The Wall Street Pros vs. The Independent Analysts
We expect overtly conservative guidance from Apple. As stated above, it essentially represents management's view of guaranteed results. The Wall Street pros have either missed the Apple iPad phenomenon or as a group are unsure how to estimate the Apple iPad's revenue results. As a group the Wall Street pros are estimating revenue growth of 55.2% for the quarter, well off the June quarter's revenue growth rate of 61.3%. The June quarter's results were inclusive of Apple's aggressive drawdown of 3GS iPhone channel inventory ahead of the iPhone 4's late June release. That drawdown reduced the iPhone's reported sales results for the quarter and thus impacted overall results.
As a group the independent analysts are estimating revenue growth of 66.5%, above the June quarter's pace of 61.3%. On earnings per share, the Wall Street pros are estimating 48% growth, well below Apple's nine month average of 66.8% while the independent analysts are forecasting eps growth of 70%, below the June quarter's growth rate of 74.6% and slightly above the eps growth rate for the first nine months of the fiscal year. 
On a side note, the author of this blog is quite surprised to find his estimate at the top of the revenue estimate heap. He has already been politely taken to task by fellow independent blogger Daniel Tello for not having a fully corresponding rise in his eps estimate for the September quarter. The author explains the seeming slight disparity on two causes: Apple's aggressive pricing relative to costs on the Apple iPad and a slight uptick in the rate of taxes paid by Apple in the quarter versus the average for the first nine months of the fiscal year. We'll know the results on October 18th.
For now all eyes are on Apple 2.0 as the independent analysts vs. Wall Street pros comparisons continue. 
Robert Paul Leitao


  1. It is no surprise. Couple of years ago analysts were completely missing the revenue and earnings from iPhone Or the sheer growth. Apple never missed a beat in terms of revenue and earnings growth even during 2008 when stack went in 80s.

    No one myself included expected hit after another hit. iPad sure looks like a huge phenomenon. Apple teaching competition how to create new markets and succeed.

    Simply amazing. If you don't believe me wait until Oct 18th. Time will tell.

  2. One word: AppleTV
    It will be bigger than the iPad, so buckle up, hold on tight!
    $450 here we come!

  3. >>AppleTV It will be bigger than the iPad, so buckle up, hold on tight!

    At 1/6th the price, AppleTV is not likely to be a major revenue/earnings contributor, although I agree it will be a big hit.

  4. If all of these people were so perfectly accurate, they wouldn't be working for a living or sharing their perfect knowledge with us.

    They would all own at least a major island nation — maybe a whole planet.

    Maybe they're not that infallible after all. And, maybe AAPL is also subject to a whole lot of manipulation by hedge funds and others who are trying to do whatever they can to get the price to move in the direction favorable to themselves.

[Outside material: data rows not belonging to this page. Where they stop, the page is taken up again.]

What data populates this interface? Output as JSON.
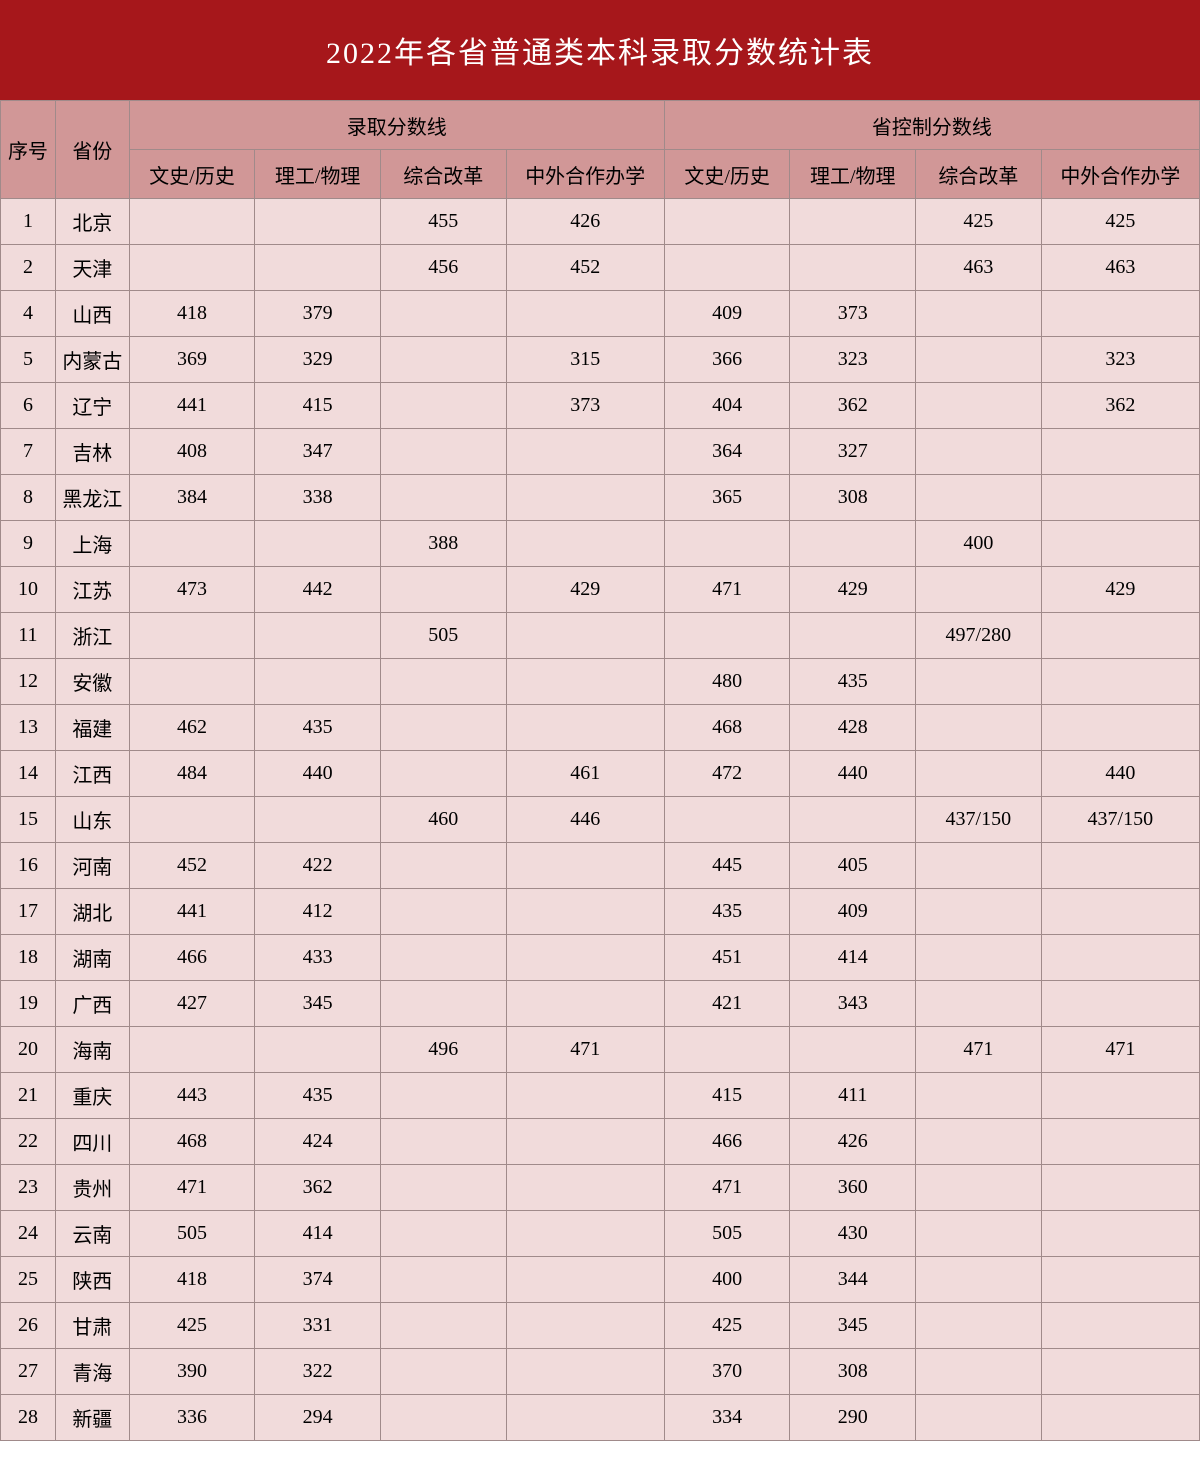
{
  "title": "2022年各省普通类本科录取分数统计表",
  "headers": {
    "idx": "序号",
    "province": "省份",
    "group1": "录取分数线",
    "group2": "省控制分数线",
    "sub": [
      "文史/历史",
      "理工/物理",
      "综合改革",
      "中外合作办学"
    ]
  },
  "rows": [
    {
      "idx": "1",
      "p": "北京",
      "a": [
        "",
        "",
        "455",
        "426"
      ],
      "b": [
        "",
        "",
        "425",
        "425"
      ]
    },
    {
      "idx": "2",
      "p": "天津",
      "a": [
        "",
        "",
        "456",
        "452"
      ],
      "b": [
        "",
        "",
        "463",
        "463"
      ]
    },
    {
      "idx": "4",
      "p": "山西",
      "a": [
        "418",
        "379",
        "",
        ""
      ],
      "b": [
        "409",
        "373",
        "",
        ""
      ]
    },
    {
      "idx": "5",
      "p": "内蒙古",
      "a": [
        "369",
        "329",
        "",
        "315"
      ],
      "b": [
        "366",
        "323",
        "",
        "323"
      ]
    },
    {
      "idx": "6",
      "p": "辽宁",
      "a": [
        "441",
        "415",
        "",
        "373"
      ],
      "b": [
        "404",
        "362",
        "",
        "362"
      ]
    },
    {
      "idx": "7",
      "p": "吉林",
      "a": [
        "408",
        "347",
        "",
        ""
      ],
      "b": [
        "364",
        "327",
        "",
        ""
      ]
    },
    {
      "idx": "8",
      "p": "黑龙江",
      "a": [
        "384",
        "338",
        "",
        ""
      ],
      "b": [
        "365",
        "308",
        "",
        ""
      ]
    },
    {
      "idx": "9",
      "p": "上海",
      "a": [
        "",
        "",
        "388",
        ""
      ],
      "b": [
        "",
        "",
        "400",
        ""
      ]
    },
    {
      "idx": "10",
      "p": "江苏",
      "a": [
        "473",
        "442",
        "",
        "429"
      ],
      "b": [
        "471",
        "429",
        "",
        "429"
      ]
    },
    {
      "idx": "11",
      "p": "浙江",
      "a": [
        "",
        "",
        "505",
        ""
      ],
      "b": [
        "",
        "",
        "497/280",
        ""
      ]
    },
    {
      "idx": "12",
      "p": "安徽",
      "a": [
        "",
        "",
        "",
        ""
      ],
      "b": [
        "480",
        "435",
        "",
        ""
      ]
    },
    {
      "idx": "13",
      "p": "福建",
      "a": [
        "462",
        "435",
        "",
        ""
      ],
      "b": [
        "468",
        "428",
        "",
        ""
      ]
    },
    {
      "idx": "14",
      "p": "江西",
      "a": [
        "484",
        "440",
        "",
        "461"
      ],
      "b": [
        "472",
        "440",
        "",
        "440"
      ]
    },
    {
      "idx": "15",
      "p": "山东",
      "a": [
        "",
        "",
        "460",
        "446"
      ],
      "b": [
        "",
        "",
        "437/150",
        "437/150"
      ]
    },
    {
      "idx": "16",
      "p": "河南",
      "a": [
        "452",
        "422",
        "",
        ""
      ],
      "b": [
        "445",
        "405",
        "",
        ""
      ]
    },
    {
      "idx": "17",
      "p": "湖北",
      "a": [
        "441",
        "412",
        "",
        ""
      ],
      "b": [
        "435",
        "409",
        "",
        ""
      ]
    },
    {
      "idx": "18",
      "p": "湖南",
      "a": [
        "466",
        "433",
        "",
        ""
      ],
      "b": [
        "451",
        "414",
        "",
        ""
      ]
    },
    {
      "idx": "19",
      "p": "广西",
      "a": [
        "427",
        "345",
        "",
        ""
      ],
      "b": [
        "421",
        "343",
        "",
        ""
      ]
    },
    {
      "idx": "20",
      "p": "海南",
      "a": [
        "",
        "",
        "496",
        "471"
      ],
      "b": [
        "",
        "",
        "471",
        "471"
      ]
    },
    {
      "idx": "21",
      "p": "重庆",
      "a": [
        "443",
        "435",
        "",
        ""
      ],
      "b": [
        "415",
        "411",
        "",
        ""
      ]
    },
    {
      "idx": "22",
      "p": "四川",
      "a": [
        "468",
        "424",
        "",
        ""
      ],
      "b": [
        "466",
        "426",
        "",
        ""
      ]
    },
    {
      "idx": "23",
      "p": "贵州",
      "a": [
        "471",
        "362",
        "",
        ""
      ],
      "b": [
        "471",
        "360",
        "",
        ""
      ]
    },
    {
      "idx": "24",
      "p": "云南",
      "a": [
        "505",
        "414",
        "",
        ""
      ],
      "b": [
        "505",
        "430",
        "",
        ""
      ]
    },
    {
      "idx": "25",
      "p": "陕西",
      "a": [
        "418",
        "374",
        "",
        ""
      ],
      "b": [
        "400",
        "344",
        "",
        ""
      ]
    },
    {
      "idx": "26",
      "p": "甘肃",
      "a": [
        "425",
        "331",
        "",
        ""
      ],
      "b": [
        "425",
        "345",
        "",
        ""
      ]
    },
    {
      "idx": "27",
      "p": "青海",
      "a": [
        "390",
        "322",
        "",
        ""
      ],
      "b": [
        "370",
        "308",
        "",
        ""
      ]
    },
    {
      "idx": "28",
      "p": "新疆",
      "a": [
        "336",
        "294",
        "",
        ""
      ],
      "b": [
        "334",
        "290",
        "",
        ""
      ]
    }
  ]
}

  5. Even simple math is a problem nowadays

  6. Apple has their action together, the rest of the industry does not have a clue what to make and how to sell it. Sorry folks but Google is spending and spending and spending and is not growing.

  7. Apple laid out a detailed strategic plan over a decade ago, stuck to it and adapted as necessary.

    The rest of the industry waits, reacts and copies.

    Today we see the results of the Apple Plan. A full line of products and services that are interrelated and interconnected. It's sheer brilliance.

    The rest of the industry gripes, digs in their heels... and sues.

  8. As RPL states, how/why is there such a discrepancy between the 'amateurs' and the 'pros'? There has to be a simple/complicated explanation for this difference and help us understand why "this story (truly) never gets old'.

  9. Professional analysts get paid for their opinions. The opinions they give will serve two purposes:
    1. To sell information to people who pay for their services services so they can make money.
    2. To create FUD to influence stock prices to make money for the people who pay for their services.

    We are getting the information we are paying for

  10. apple is goin to 500 by next year. How can it not. I hope they split the shares 2 for 1 before this happens.